Suburb Quickstats.
Instant suburb statistics and forecast for houses, units and rental markets.
Features:
House median asking price (12m ago). As above, this helps give you a snapshot of the market as of a year back. For many smaller suburbs with fewer sales, it is common to see price volatility. It is also common to see many suburbs with multiple price distributions, especially long beachside locations. This often creates confusion about the suburb median, especially when using it as a reference for changes in house values. More often than not, you should focus on the Sa3 index to get a better understanding of price trends and use the suburb median as a quick reference only.
House listings. This is the average count of listings we would see on a typical day within a given month. You can often find the current listings count might be higher or lower than this average. We measure the counts several times throughout the month to arrive at our average, which is used in many key metrics including inventory. For buyers, this can also help you quickly understand the size of the market within a given suburb.
House inventory. Inventory calculates how many months of stock exist in a given market. We take a) the total number of average listings and b) the total average sales per month and create a ratio: a/b. Based on our approach, 0 to 2.99 months is a strong sellers market, 3 to 4.99 is a sellers market, 5 to 6.99 is a balanced market, 7 to 8.99 is a buyers market and over 9-months is a strong buyers market. For convenience, we display a maximum value of 10. Suburbs with very few sales are hard to validate and measure, so as a general rule if your suburb has fewer than 3 listings you are best to look at surrounding suburbs or the Sa3 region.
House inventory (3m ago | 6m ago | 12m ago). This helps you see the short terms trend. What is often the case is a suburb that has remained below 3-months (strong sellers market) for 3 months or more is the most likely to see a price increase. For example, our analysis shows us it is both the inventory level at the current time and the total number of months that is stays low for is what drives an increase in prices.
House inventory forecast (12m). Here we use hundreds of time-series data points as well as Census and economic data within a machine learning model. The predictor is inventory (rather than price) as we find this is a much more robust model. Obviously models like this have limitations, and like most machine learning models suffer from ‘over-fitting’. As new data is collected that might have a large variation from prior months these models can often create large swings. As such, we seek to focus on data that is least prone to random and large variations so our predictions don’t sway too much between months.
House & unit vacancy now. Vacancy rates are calculated by taking the total number of rental properties (all residential property types) that have been advertised for 21-days or longer. This we classify as a ‘vacant property’. Next we compare this to the total number of properties rented within that suburb by a real-estate agent. We know this by using the Census data (ref 2016 Census G33). As a general guide, anything below 0.99% is critically low, between 1 and 1.99% is very low, 2 to 2.99% is relatively balanced and over 4% is high.

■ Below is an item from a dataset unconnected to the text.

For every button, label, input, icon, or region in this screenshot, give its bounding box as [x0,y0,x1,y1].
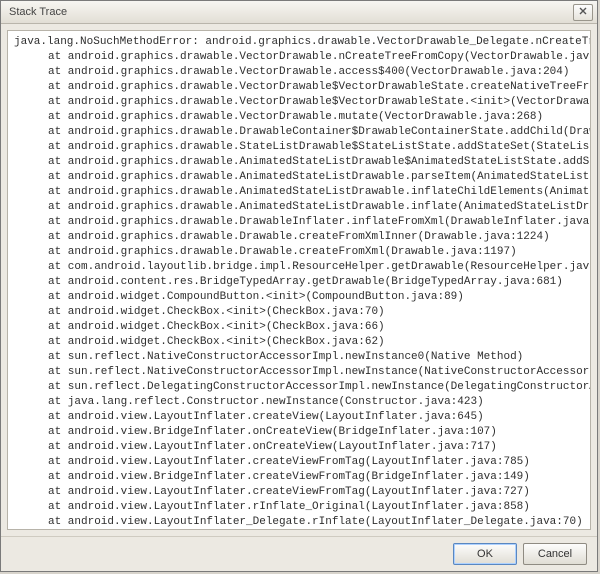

House & unit vacancy (3m ago | 6m ago | 12m ago). Where the vacancy rate has changed significantly within 3, 6 or 12-months we will often see the rental prices shift with a very high level of correlation. For example, in select markets like Inner Melbourne (as of April 2021) we have seen vacancy rates of over 15% result in Sa3 median price adjustments of -15%. We have also seen many suburbs falling below 1% result in price increases of 10% or more as renters seek to bid up prices and secure scarce rentals.
House rent median. This is the suburb median rent. Just like sales data, suburbs with smaller samples are prone to volatility. However in the case of rental prices they are often less of a problem than sales prices when it comes to medians.
House rent median (12m ago). This helps guide us as to market changes between rental reviews. However for formal rental reviews and index calculations, we strongly recommend using the Sa3 rental data.